Le repos sera donc une composante essentielle de mon voyage pour gérer la maladie. A cela, il faut ajouter une petite faiblesse musculaire chronique au quadriceps gauche (séquelles de mes premières poussées). De fait ma jambe gauche fatigue beaucoup plus vite que la droite et peut être rapidement douloureuse. Je dois donc faire attention de ne pas trop en faire, au risque de mettre plusieurs jours à m’en remettre, et de pratiquer des étirements de manière très régulière. La nage me fait également un bien fou, je prévois donc de me mettre à l’eau à chaque fois que ce sera possible !
Si vous deviez donner un conseil à ceux qui n’osent pas réaliser ce genre de défi quel serait-il ?
D : Il faut commencer par de petits voyages et y aller crescendo. Partez déjà en week-end dans une ville Européenne, puis tentez une semaine de vacances, puis tentez 2 semaines à l’étranger, puis 3….
Cela permet de se rassurer et de tester ces capacités à voyager (seule ou pas), de se familiariser avec le fait de voyager avec son traitement. Il n’y a pas de bonne ou mauvaise façon de voyager, il n’y a que celle qui vous convient et vous apporte du bonheur.
Parfois, notre vie, notre système social de référence, notre entourage, nous imposent parfois bien plus de limites qu’il y en a en réalité. Ça peut sembler fou qu’à 41 ans (l’âge que j’aurai à mon départ) je parte seule faire un tour du monde, en ayant une SEP… Alors oui je mets en suspend ma carrière, oui je suis souvent très fatiguée et fatigable, oui j’ai un traitement quotidien… Pour beaucoup ce que je m’apprête à faire n’est pas raisonnable. Certains ne comprennent pas ce que m’apportent les voyages. Ce n’est pas grave. Moi je le sais. Et c’est tout ce qui compte. Vivez pour vous et jamais pour les autres.
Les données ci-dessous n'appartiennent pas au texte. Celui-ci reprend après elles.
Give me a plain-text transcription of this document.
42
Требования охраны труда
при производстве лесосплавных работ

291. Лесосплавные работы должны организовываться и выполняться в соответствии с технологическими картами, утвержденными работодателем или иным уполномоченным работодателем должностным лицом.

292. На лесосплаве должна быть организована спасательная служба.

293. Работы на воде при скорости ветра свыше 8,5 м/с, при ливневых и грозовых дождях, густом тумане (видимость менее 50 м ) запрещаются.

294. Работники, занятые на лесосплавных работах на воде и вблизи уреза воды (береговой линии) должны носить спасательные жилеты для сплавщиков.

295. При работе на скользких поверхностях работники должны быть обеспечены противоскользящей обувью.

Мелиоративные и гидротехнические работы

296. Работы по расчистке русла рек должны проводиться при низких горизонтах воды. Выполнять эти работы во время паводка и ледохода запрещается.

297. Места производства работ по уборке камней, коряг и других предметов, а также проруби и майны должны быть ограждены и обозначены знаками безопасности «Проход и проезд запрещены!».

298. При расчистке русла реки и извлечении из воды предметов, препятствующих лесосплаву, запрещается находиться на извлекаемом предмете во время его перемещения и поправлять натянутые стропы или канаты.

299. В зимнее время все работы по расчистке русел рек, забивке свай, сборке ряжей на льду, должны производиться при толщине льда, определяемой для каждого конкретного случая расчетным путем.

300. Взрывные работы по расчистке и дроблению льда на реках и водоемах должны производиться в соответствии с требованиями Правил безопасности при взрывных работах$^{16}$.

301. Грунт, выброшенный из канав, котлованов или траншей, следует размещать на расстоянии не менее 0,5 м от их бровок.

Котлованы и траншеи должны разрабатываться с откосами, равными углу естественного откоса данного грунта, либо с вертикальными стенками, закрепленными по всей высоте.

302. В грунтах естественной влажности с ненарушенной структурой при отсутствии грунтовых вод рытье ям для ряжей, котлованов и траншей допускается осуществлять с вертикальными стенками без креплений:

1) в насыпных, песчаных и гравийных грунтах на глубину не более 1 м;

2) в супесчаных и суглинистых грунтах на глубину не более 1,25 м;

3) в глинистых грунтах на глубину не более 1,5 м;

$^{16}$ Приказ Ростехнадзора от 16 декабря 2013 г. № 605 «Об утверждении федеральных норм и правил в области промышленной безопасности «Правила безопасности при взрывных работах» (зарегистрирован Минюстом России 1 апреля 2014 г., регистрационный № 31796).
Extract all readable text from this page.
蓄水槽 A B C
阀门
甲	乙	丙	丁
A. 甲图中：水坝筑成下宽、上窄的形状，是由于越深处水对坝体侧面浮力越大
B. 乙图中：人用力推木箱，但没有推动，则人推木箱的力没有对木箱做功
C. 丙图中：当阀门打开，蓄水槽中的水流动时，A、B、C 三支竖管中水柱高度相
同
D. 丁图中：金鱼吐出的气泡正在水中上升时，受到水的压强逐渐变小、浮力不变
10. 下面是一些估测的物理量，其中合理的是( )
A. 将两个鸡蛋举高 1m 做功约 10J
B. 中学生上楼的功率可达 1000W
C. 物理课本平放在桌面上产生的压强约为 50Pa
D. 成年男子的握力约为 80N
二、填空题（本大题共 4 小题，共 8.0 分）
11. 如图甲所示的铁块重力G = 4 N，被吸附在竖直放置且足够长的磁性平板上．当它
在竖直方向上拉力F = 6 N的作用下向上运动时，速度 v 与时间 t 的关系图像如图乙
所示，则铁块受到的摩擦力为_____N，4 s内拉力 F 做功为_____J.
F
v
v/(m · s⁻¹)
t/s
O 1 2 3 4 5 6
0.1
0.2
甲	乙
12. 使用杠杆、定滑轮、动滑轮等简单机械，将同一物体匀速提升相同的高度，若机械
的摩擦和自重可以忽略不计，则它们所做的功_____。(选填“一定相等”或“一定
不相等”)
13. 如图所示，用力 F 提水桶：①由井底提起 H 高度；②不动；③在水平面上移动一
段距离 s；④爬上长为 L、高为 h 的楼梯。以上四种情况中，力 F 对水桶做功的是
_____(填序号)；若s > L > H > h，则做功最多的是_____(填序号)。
Et puis qui ne tente rien n’a rien. Peut-être que je devrai rentrer au bout de 3 mois, mais ce n’est pas grave ! J’aurai essayé ! Et je repartirai peut-être quelques mois plus tard ! Ne laissez pas les peurs des autres vous envahir, ou vous donner l’impression que votre projet n’est pas raisonnable. Ecoutez-vous avant d’écouter les autres. Vous seuls savez ce qui est bon pour vous.